Relationship

Sex has as much meaning as words: how Normal People handles intimacy


The weird thing about Sally Rooney is that you always know exactly what she means, and yet are never bored. I thought that would be the difficultly of getting Normal People on to the screen. If successful drama fires off its unknowns – what will happen next, what is that character thinking, how did their misunderstanding come about, how will it resolve? It’s quite a tricky proposition to televise something that had the clarity of pure spring water.

The sex, though, was its own conundrum, televisually speaking, and much was made of the hiring of an intimacy coordinator, Ita O’Brien (she’s the best in the business, apparently – which comes across a bit droll, if you didn’t realise that was a business). How do you tell the story of two characters whose entire journey is sexual, without just making a soft-porn film? These two questions – how do you present a story so clear without telling it too simply? How do you put the sex in the centre, without making it the point? – are in fact the same question. I only realised that when I saw this quote of Rooney’s: “When I hear the phrase ‘sex scene’, I think about a dialogue scene.” There is no such thing as some sex that just happens, it is as freighted with meaning as words are. The characters are saying something important to one another, something that will propel them forward. If sitcom characters chat and characters in drama talk, then by extension, in the Rooney school, sitcom characters shag, and these characters, well, they do something other than shagging. I wouldn’t say “make love”, so let’s just say “fuck” and let its Anglo-Saxonness transmit the vitality of that. I found their first sex scene really moving, and not especially erotic. I wouldn’t write off anyone else finding it erotic – and there have been some complaints about the volume of sex scenes – but I think I’d defy anyone not to be moved by it.

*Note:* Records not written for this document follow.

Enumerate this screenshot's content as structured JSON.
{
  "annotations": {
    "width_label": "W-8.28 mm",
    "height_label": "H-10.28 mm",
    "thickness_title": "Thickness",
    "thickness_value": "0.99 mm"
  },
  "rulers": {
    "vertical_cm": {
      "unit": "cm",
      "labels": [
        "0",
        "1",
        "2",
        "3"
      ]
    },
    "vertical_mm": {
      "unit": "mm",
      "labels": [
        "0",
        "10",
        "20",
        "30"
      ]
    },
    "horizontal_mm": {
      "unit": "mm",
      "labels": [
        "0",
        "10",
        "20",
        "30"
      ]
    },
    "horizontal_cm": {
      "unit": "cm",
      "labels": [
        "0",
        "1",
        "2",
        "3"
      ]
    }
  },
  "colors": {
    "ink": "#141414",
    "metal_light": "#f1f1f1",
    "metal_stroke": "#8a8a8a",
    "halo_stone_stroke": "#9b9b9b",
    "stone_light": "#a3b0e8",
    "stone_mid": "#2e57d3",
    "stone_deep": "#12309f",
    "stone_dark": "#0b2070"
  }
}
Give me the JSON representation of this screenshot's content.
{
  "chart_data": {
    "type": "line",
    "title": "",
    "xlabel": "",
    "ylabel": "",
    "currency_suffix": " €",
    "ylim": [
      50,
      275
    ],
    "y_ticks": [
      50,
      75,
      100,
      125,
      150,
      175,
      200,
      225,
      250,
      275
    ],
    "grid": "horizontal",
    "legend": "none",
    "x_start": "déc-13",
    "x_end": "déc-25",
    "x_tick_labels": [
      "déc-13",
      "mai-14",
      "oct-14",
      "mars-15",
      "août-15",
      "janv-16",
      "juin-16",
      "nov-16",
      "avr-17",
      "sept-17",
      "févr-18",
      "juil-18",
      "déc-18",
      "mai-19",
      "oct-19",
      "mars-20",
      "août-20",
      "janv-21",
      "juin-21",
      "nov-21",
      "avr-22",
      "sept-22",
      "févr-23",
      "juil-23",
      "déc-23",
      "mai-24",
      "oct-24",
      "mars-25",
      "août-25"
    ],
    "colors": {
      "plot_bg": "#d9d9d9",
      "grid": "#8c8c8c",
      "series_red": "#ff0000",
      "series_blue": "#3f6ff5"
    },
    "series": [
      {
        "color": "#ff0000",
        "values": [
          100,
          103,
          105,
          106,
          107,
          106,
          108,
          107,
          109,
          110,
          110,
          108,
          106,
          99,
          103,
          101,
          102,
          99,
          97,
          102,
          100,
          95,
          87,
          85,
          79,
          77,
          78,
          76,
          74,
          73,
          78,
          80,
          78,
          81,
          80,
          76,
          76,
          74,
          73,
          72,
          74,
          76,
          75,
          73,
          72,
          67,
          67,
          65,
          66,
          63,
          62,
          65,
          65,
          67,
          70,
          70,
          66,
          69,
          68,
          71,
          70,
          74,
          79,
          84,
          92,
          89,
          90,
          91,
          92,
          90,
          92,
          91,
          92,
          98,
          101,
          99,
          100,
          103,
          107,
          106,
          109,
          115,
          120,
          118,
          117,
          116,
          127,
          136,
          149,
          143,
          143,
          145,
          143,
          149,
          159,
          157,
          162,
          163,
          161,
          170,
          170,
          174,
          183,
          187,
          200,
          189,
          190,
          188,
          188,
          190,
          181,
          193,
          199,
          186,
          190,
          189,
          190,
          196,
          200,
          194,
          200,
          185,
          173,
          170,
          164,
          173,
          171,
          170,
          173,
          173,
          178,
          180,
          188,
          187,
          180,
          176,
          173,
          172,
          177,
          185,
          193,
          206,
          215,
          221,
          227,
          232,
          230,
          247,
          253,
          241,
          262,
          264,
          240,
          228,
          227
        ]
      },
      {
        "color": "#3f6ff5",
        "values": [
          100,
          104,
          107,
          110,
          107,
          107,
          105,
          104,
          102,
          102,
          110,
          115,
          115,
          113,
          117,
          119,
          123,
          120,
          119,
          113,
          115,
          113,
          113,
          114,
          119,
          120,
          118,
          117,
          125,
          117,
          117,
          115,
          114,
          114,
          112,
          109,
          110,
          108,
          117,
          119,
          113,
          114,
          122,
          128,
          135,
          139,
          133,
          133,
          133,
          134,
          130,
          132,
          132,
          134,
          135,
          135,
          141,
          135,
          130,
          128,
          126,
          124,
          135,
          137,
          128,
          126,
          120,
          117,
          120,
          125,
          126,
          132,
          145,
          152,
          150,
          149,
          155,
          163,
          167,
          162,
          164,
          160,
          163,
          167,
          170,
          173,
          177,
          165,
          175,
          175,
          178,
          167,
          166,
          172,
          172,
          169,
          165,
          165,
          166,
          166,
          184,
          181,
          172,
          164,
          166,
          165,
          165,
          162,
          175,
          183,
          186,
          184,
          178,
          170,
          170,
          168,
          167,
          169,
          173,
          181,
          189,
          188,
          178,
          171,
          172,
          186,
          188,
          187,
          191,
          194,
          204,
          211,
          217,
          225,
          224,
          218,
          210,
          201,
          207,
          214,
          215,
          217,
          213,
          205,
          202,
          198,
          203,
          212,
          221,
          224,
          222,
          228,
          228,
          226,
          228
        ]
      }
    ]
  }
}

In the history of the printed word, there are about four or five books that do a sex scene sexily, about four or five billion that make a hash of one. The more vanilla the sex, the harder it is to descriptively convey, so it’s often a kink – from The Story of O to Fifty Shades – that makes it work. On screen, the reverse is true: kinks are really hard to pull off (Killing Me Softly, oh my God), whereas you can make regular sex titillating with the judicious use of two (or more) really good-looking people and a camera. One of the extraordinary things about Normal People, the book, was that the sex was intensely evocative, but not in a way that you’d project yourself into it, which is what erotica demands. It was like a best friend, whispering what had happened directly into your ear. This, incidentally, is what made it so much of Rooney’s own generation – “she’s creating love stories for the post-romantic age”, Fintan O’Toole wrote. This is the generation that is extremely explicit with one another, that will happily send each other nude pictures, never mind of their boy and girlfriends, but of themselves. They are sexually open in a way that Generation X really struggles to get its head around, except to note that there is more going on, here, than transparency.

Asa Butterfield and Patricia Allison in Sex Education



Asa Butterfield and Patricia Allison in Sex Education. Composite: Sam Taylor/Netflix

Anyway, if that best-friend whisper had been metamorphosed by the screen into two smoking hot young people being smoking, it would have told quite a different story. Not necessarily a terrible story (I don’t mind explicit content, so long as it isn’t euphemistic; Sex Education isn’t rendered low-brow by the fact that they’re constantly at it) but certainly not the original story.

Instead, as the cast and most of the reviews have been quick to point out, their first encounter is quite awkward – clothes take ages to get off, there’s a dramatic moment when, as a viewer, you’re not quite sure whether it’s in or not, which is surely eerily reminiscent, for a lot of us, of losing one’s virginity. Yet whereas awkwardness is often made bearable by comedy, there is nothing funny about the scene. It is intense; all those encounters, before the pair go to university, are heavy with significance, especially as Marianne inches towards this unsaid burden of trauma and shame which is written into the code of her sexual awakening, even though the sex – with Connell, at least – seems at first to offer an escape from it. They may be at it like rabbits, but these are not light-entertainment rabbits. It’s more Watership Down than Beatrix Potter.

Connell, incidentally, is never sexier than when he’s playing football, which is about the only time he has clothes on.

I still can’t put my finger on what it is, if not erotic, if not bathetic, if neither joyful nor sad. The simplicity of the prose was a trick of the light.